Les briquettes de 1-tph – qui compressent les déchets municipaux et commerciaux broyés en blocs de combustible à haute-énergie – comblent un fossé critique entre les unités à petite échelle-et les systèmes industriels. Leur empreinte compacte les rend viables pour les transformateurs de déchets régionaux, les installations RDF dédiées et les industries comme la fabrication de ciment cherchant une valorisation des déchets sur site.

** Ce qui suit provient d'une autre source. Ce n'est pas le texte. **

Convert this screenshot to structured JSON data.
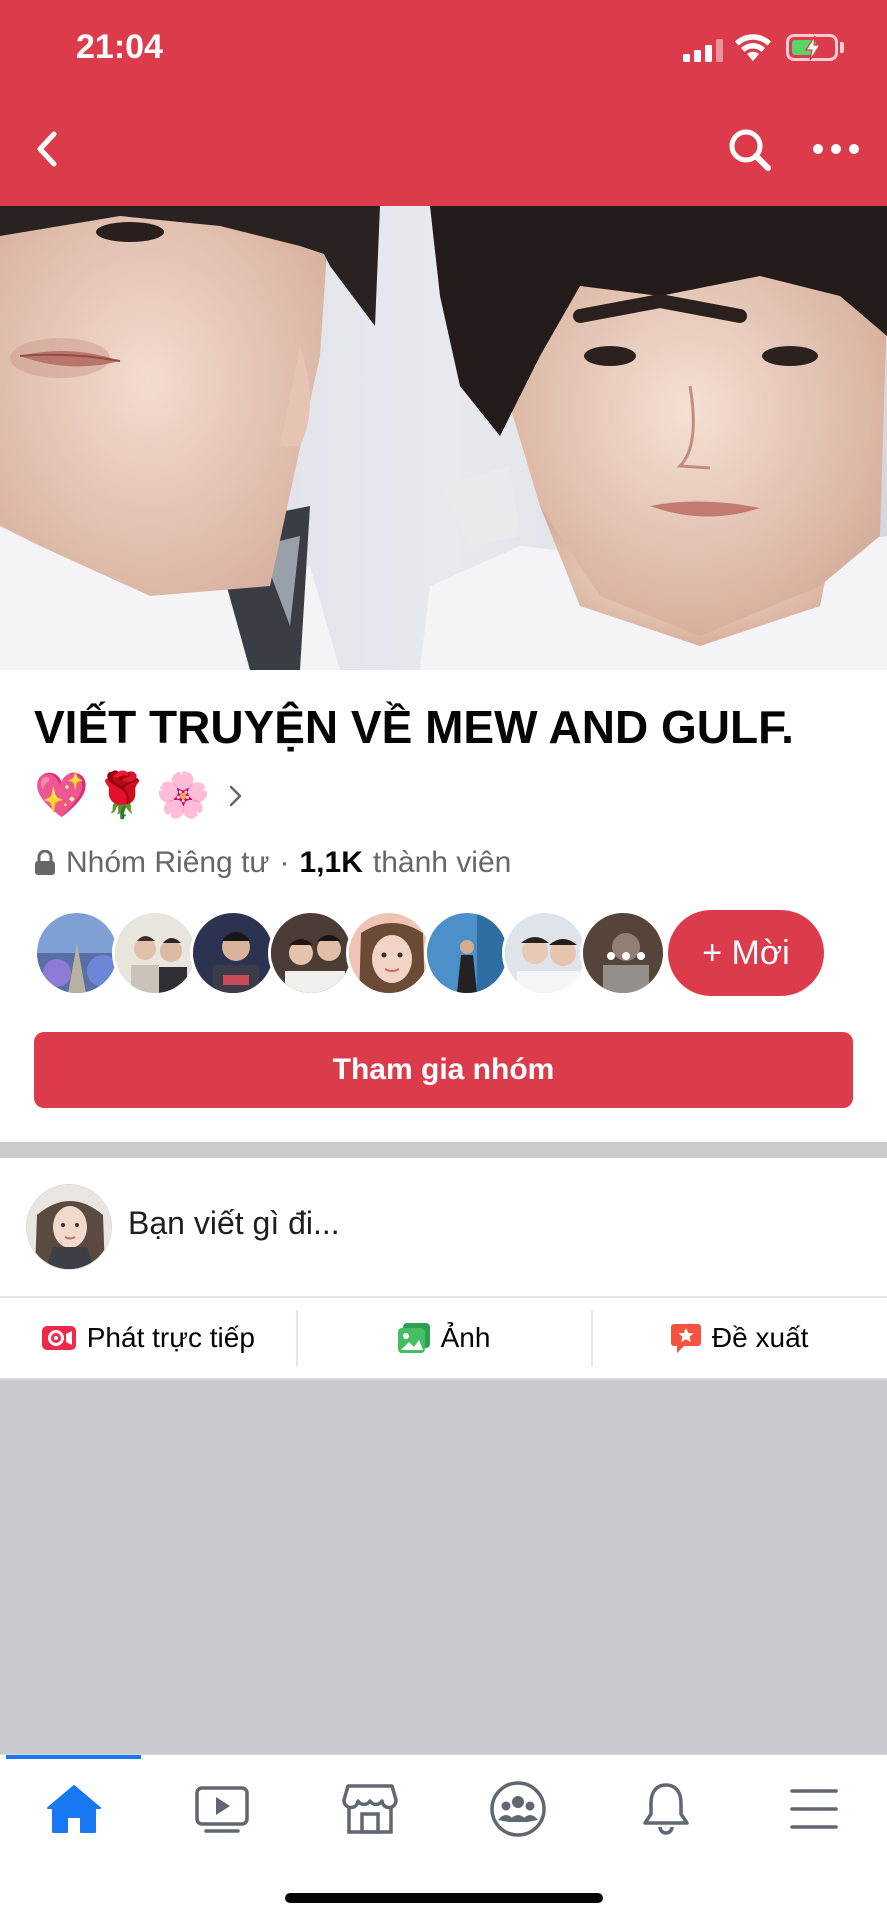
{
  "status_bar": {
    "time": "21:04"
  },
  "group": {
    "title": "VIẾT TRUYỆN VỀ MEW AND GULF.",
    "emojis": [
      "💖",
      "🌹",
      "🌸"
    ],
    "privacy_label": "Nhóm Riêng tư",
    "separator": "·",
    "member_count": "1,1K",
    "members_label": "thành viên",
    "invite_label": "+ Mời",
    "join_label": "Tham gia nhóm"
  },
  "composer": {
    "placeholder": "Bạn viết gì đi...",
    "actions": [
      {
        "label": "Phát trực tiếp",
        "icon": "live-video-icon",
        "color": "#f02849"
      },
      {
        "label": "Ảnh",
        "icon": "photo-icon",
        "color": "#45bd62"
      },
      {
        "label": "Đề xuất",
        "icon": "suggest-icon",
        "color": "#f5533d"
      }
    ]
  },
  "bottom_nav": [
    {
      "name": "home",
      "icon": "home-icon",
      "active": true
    },
    {
      "name": "watch",
      "icon": "video-icon",
      "active": false
    },
    {
      "name": "marketplace",
      "icon": "marketplace-icon",
      "active": false
    },
    {
      "name": "groups",
      "icon": "groups-icon",
      "active": false
    },
    {
      "name": "notifications",
      "icon": "bell-icon",
      "active": false
    },
    {
      "name": "menu",
      "icon": "menu-icon",
      "active": false
    }
  ],
  "colors": {
    "brand_red": "#dc3b4c",
    "nav_active": "#1877f2",
    "text_secondary": "#65676b",
    "feed_gray": "#c9cacf"
  }
}
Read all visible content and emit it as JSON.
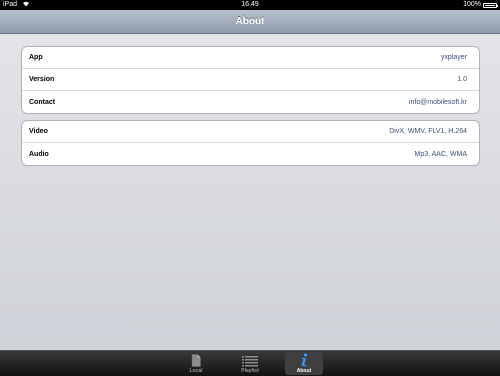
{
  "status_bar": {
    "device": "iPad",
    "time": "16.49",
    "battery": "100%"
  },
  "nav": {
    "title": "About"
  },
  "groups": [
    {
      "rows": [
        {
          "label": "App",
          "value": "yxplayer"
        },
        {
          "label": "Version",
          "value": "1.0"
        },
        {
          "label": "Contact",
          "value": "info@mobilesoft.kr"
        }
      ]
    },
    {
      "rows": [
        {
          "label": "Video",
          "value": "DivX, WMV, FLV1, H.264"
        },
        {
          "label": "Audio",
          "value": "Mp3, AAC, WMA"
        }
      ]
    }
  ],
  "tabs": [
    {
      "label": "Local",
      "icon": "document-icon",
      "active": false
    },
    {
      "label": "Playlist",
      "icon": "list-icon",
      "active": false
    },
    {
      "label": "About",
      "icon": "info-icon",
      "active": true
    }
  ],
  "colors": {
    "value_text": "#3b4f7e",
    "nav_top": "#b9c3cf",
    "nav_bottom": "#8e9aab"
  }
}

Facteurs de prix et dynamique du marché
« Les interdictions de mise en décharge dans l'ensemble de l'UE et les systèmes de taxation du carbone à l'échelle mondiale obligent les gestionnaires de déchets à adopter des solutions de briquetage », note Elara Chen, analyste principale chez WasteTech Advisors. "Simultanément, les fours à ciment paient désormais des primes pour les blocs RDF standardisés pour remplacer le charbon, ce qui rend le retour sur investissement de ces machines-positif dans un délai de 18 à 30 mois."
Variations régionales
Europe : en tête de l'adoption avec des prix moyens de 155 000 $ en raison de directives strictes sur les déchets
Sud global : demande émergente grâce aux subventions de l’initiative climatique de l’ONU
"Les opérateurs ne devraient pas se concentrer sur les prix affichés", prévient Markus Vogel, ingénieur d'usine chevronné, lors de l'exposition IFAT du mois dernier. « Le coût réel réside dans la constance de la qualité des briquettes.<10% moisture content and 18+ MJ/kg calorific value – even with contaminated feedstock – justify their premiums through offtake agreements."
Avec une croissance annuelle projetée entre 9 et 14 % jusqu'en 2028, les fabricants donnent la priorité aux entraînements-économes en énergie et aux outils à changement rapide-dans les briquettes de nouvelle-génération 1-tph. Alors que les producteurs de ciment et les centrales électriques augmentent les quotas de co-cuisson RDF, ce créneau de moyenne capacité ne montre aucun signe de refroidissement.